How online apparel shoppers think

Minjeong Kim
Minjeong Kim

Minjeong Kim, associate dean of the College of Business, explained April 30 why she enjoys studying how people go about shopping for apparel.

“If you go to the grocery store for Coke or Pepsi, you know what you’re going to buy,” she told members of Triad, OSU’s faculty and staff club, at its weekly meeting at the Memorial Union building. “But if you go to a clothing store, you know you need a new jacket, or a new outfit for some event, but you don’t know what you’re going to buy. Every time you go in, it’s a whole new experience.”

The title of Kim’s lunch-hour presentation was “Online Apparel Shopping: A Peek into the Consumer’s Mind.”
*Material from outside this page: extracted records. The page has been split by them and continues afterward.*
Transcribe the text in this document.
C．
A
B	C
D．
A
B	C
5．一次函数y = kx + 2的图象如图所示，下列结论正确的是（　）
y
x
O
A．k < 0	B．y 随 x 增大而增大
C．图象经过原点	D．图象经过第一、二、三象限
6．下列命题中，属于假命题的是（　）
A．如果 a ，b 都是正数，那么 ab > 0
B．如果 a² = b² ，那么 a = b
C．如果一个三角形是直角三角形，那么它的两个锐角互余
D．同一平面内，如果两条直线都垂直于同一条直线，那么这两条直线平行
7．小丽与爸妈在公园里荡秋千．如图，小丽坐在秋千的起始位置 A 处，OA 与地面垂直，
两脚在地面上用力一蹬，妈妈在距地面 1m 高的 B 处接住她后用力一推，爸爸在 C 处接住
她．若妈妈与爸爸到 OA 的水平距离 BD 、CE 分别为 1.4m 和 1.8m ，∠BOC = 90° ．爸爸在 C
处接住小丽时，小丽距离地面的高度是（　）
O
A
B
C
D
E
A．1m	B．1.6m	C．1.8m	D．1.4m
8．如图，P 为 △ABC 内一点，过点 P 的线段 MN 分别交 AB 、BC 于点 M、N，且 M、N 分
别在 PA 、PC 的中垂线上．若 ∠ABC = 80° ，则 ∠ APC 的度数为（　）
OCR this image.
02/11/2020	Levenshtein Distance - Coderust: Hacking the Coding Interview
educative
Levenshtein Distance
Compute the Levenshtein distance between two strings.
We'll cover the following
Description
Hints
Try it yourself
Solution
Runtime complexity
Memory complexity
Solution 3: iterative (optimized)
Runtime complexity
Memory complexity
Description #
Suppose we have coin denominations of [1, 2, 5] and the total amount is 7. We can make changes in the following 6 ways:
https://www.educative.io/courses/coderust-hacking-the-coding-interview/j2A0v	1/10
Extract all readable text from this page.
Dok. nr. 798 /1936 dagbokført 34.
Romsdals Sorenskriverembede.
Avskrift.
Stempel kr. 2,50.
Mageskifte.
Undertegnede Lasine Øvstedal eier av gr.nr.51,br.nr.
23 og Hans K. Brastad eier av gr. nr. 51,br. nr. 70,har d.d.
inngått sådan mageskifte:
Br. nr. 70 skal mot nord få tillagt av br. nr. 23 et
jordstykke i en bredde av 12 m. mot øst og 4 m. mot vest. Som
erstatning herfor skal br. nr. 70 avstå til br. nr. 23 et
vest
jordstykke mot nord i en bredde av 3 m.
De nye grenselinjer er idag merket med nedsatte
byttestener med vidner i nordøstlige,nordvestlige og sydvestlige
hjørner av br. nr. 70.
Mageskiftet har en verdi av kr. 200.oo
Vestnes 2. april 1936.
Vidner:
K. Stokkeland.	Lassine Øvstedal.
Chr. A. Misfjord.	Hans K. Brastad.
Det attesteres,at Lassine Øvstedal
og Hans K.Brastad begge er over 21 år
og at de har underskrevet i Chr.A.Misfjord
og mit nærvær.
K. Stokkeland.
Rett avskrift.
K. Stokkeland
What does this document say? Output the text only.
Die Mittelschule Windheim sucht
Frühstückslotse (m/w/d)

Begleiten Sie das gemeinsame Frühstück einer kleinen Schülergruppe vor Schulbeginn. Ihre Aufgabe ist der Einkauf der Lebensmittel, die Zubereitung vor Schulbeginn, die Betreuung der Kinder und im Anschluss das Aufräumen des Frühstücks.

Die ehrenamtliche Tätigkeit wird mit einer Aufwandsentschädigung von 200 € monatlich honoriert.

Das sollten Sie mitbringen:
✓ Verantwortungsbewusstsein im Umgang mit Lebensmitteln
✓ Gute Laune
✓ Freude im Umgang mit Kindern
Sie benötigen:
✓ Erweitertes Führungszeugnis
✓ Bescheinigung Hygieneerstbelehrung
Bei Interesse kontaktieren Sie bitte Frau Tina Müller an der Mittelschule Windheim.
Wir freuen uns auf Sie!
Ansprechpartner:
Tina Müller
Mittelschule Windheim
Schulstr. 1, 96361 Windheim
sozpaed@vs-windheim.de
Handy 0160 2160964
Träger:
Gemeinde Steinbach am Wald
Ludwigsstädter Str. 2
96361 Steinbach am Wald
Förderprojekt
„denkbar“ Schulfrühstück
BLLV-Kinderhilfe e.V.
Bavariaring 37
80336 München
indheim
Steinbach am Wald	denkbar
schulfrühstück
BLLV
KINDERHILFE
“It’s about an emotional connection with the product,” she said. “So how can people buy apparel online when they can’t see it or feel it or try it on? My research came out of skepticism — how could they do that?”

Kim has studied a variety of e-commerce website design techniques and their effect, if any, on facilitating someone to make a purchase decision.

For example, she theorized that seeing a larger picture of an item would generate a stronger purchase intention than a smaller photo, but that did not prove to be the case. Seeing more product information in the form of text, however, did create a stronger purchase intention.

Kim explained to Triad the concept of concreteness, defined as the degree of ease or difficulty involved in eliciting a mental image. Concrete words such as “apple” tend to invoke a sensory experience, whereas non-concrete words such as “religion” do not.

She also spoke about mental imagery – the process by which sensory or perceptual experience is represented in an individual’s working memory – and speculated that mental imagery could be a key to facilitating a satisfactory virtual shopping experience without having physical experience with a product.

Putting those concepts together, she talked about how whether a product such as a swimsuit sells better online if the photo of the model has a blank background or a concrete one, such as a beach scene. Results depended, she said, on whether the shopper was a visual learner (generally more likely to buy with a concrete background) or verbal learner (more likely with a blank background).

And responding to a post-presentation question from the audience, she provided information that likely most suspected was true: For men, clothes shopping tends toward hasty and utilitarian, whereas for women it’s often a pleasure-seeking experience.